Vorausgegangen war langes und manchmal auch anstrengendes Üben: Positionen wurden immer wieder probiert, Sätze eingeübt und verändert, der Ausdruck, die Haltung, die Gänge auf der Bühne sowie Choreographien trainiert, das Sprechen geübt. Die Texte, die in der halbstündigen Collage zum Thema „Weggehen und Ankommen“ vorgetragen wurden, hatten wir selbst erarbeitet: junge Flüchtlinge aus Syrien und Afghanistan sowie Seniorinnen der Kriegsgeneration, die ebenfalls Fluchterlebnisse mitbrachten.

Als wir erfuhren, dass wir nur noch acht Wochen bis zum „Countdown“ hatten, stiegen nochmals  Energie und Konzentration. Viel Zeit brauchten wir, ganze Wochenenden probten wir, und die Theaterpädagoginnen Charlotte, Ulli, Marisa und Anja arbeiteten hochintensiv. Während der gemeinsamen Mittagessen hatten wir Zeit für privaten Austausch. Die Afghanen hatten Sorgen wegen ihrer Anerkennung und Angst vor Abschiebung. Die Briefe von der Behörde waren oft Thema und bedrückten uns alle.

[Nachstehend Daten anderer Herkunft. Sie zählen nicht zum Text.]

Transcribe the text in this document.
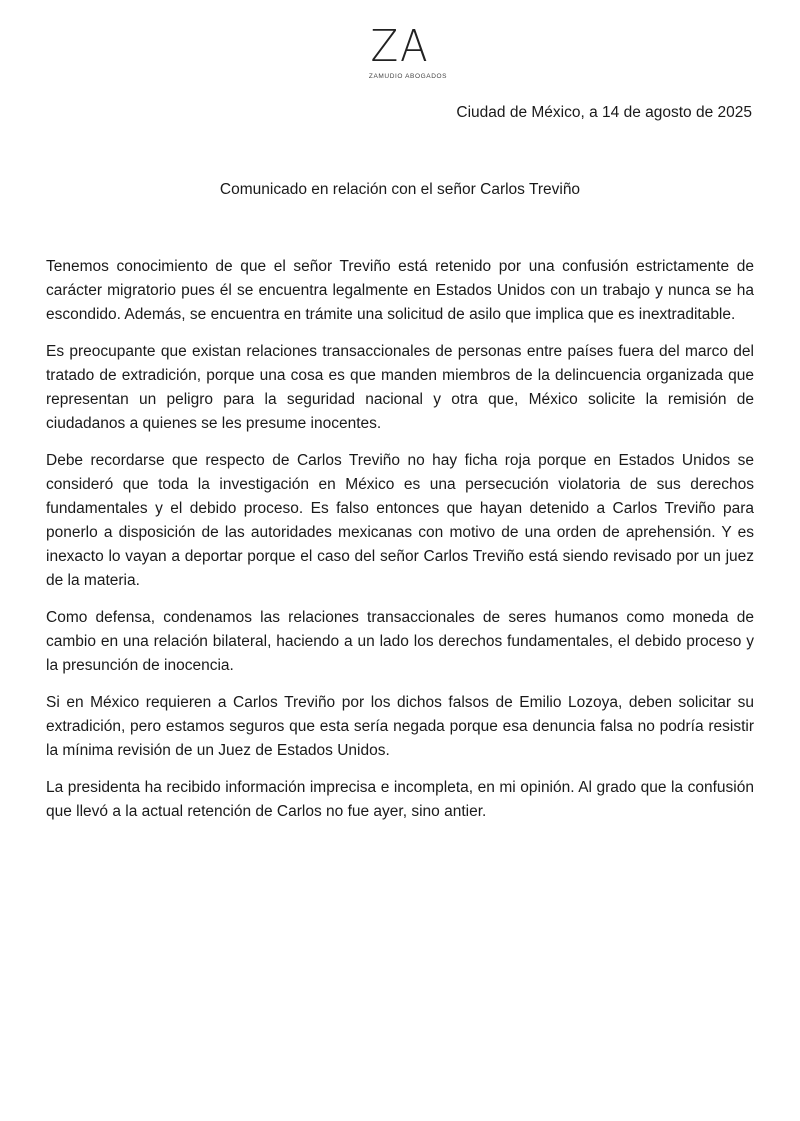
ZA
ZAMUDIO ABOGADOS
Ciudad de México, a 14 de agosto de 2025
Comunicado en relación con el señor Carlos Treviño

Tenemos conocimiento de que el señor Treviño está retenido por una confusión estrictamente de carácter migratorio pues él se encuentra legalmente en Estados Unidos con un trabajo y nunca se ha escondido. Además, se encuentra en trámite una solicitud de asilo que implica que es inextraditable.

Es preocupante que existan relaciones transaccionales de personas entre países fuera del marco del tratado de extradición, porque una cosa es que manden miembros de la delincuencia organizada que representan un peligro para la seguridad nacional y otra que, México solicite la remisión de ciudadanos a quienes se les presume inocentes.

Debe recordarse que respecto de Carlos Treviño no hay ficha roja porque en Estados Unidos se consideró que toda la investigación en México es una persecución violatoria de sus derechos fundamentales y el debido proceso. Es falso entonces que hayan detenido a Carlos Treviño para ponerlo a disposición de las autoridades mexicanas con motivo de una orden de aprehensión. Y es inexacto lo vayan a deportar porque el caso del señor Carlos Treviño está siendo revisado por un juez de la materia.

Como defensa, condenamos las relaciones transaccionales de seres humanos como moneda de cambio en una relación bilateral, haciendo a un lado los derechos fundamentales, el debido proceso y la presunción de inocencia.

Si en México requieren a Carlos Treviño por los dichos falsos de Emilio Lozoya, deben solicitar su extradición, pero estamos seguros que esta sería negada porque esa denuncia falsa no podría resistir la mínima revisión de un Juez de Estados Unidos.

La presidenta ha recibido información imprecisa e incompleta, en mi opinión. Al grado que la confusión que llevó a la actual retención de Carlos no fue ayer, sino antier.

Wir wünschten uns noch mehr Möglichkeiten, Beziehungen zwischen den Seniorinnen und den „Jungs“ zu knüpfen. Das floss ein in den Schlusssatz unserer Aufführung: „Ich würde euch so gern kennenlernen und von euren Erfahrungen hören und auch von mir erzählen.“

Und:  „Wir haben dasselbe erlebt“, stellte der junge Syrer in der letzten Szene fest.

Könnte trotz der unterschiedlichen kulturellen Herkunft gegenseitiges Verstehen und das Kennenlernen unserer individuellen Lebensgeschichten die Voraussetzung für ein gutes Miteinander sein?

Einige Wochen nach der Aufführung hat es ein Nachtreffen gegeben, an dem fast alle „Schauspieler“ teilnahmen. Es ist uns wichtig, uns nicht aus den Augen zu verlieren. Das gemeinsame Theaterspiel war erst der Anfang der Begegnung.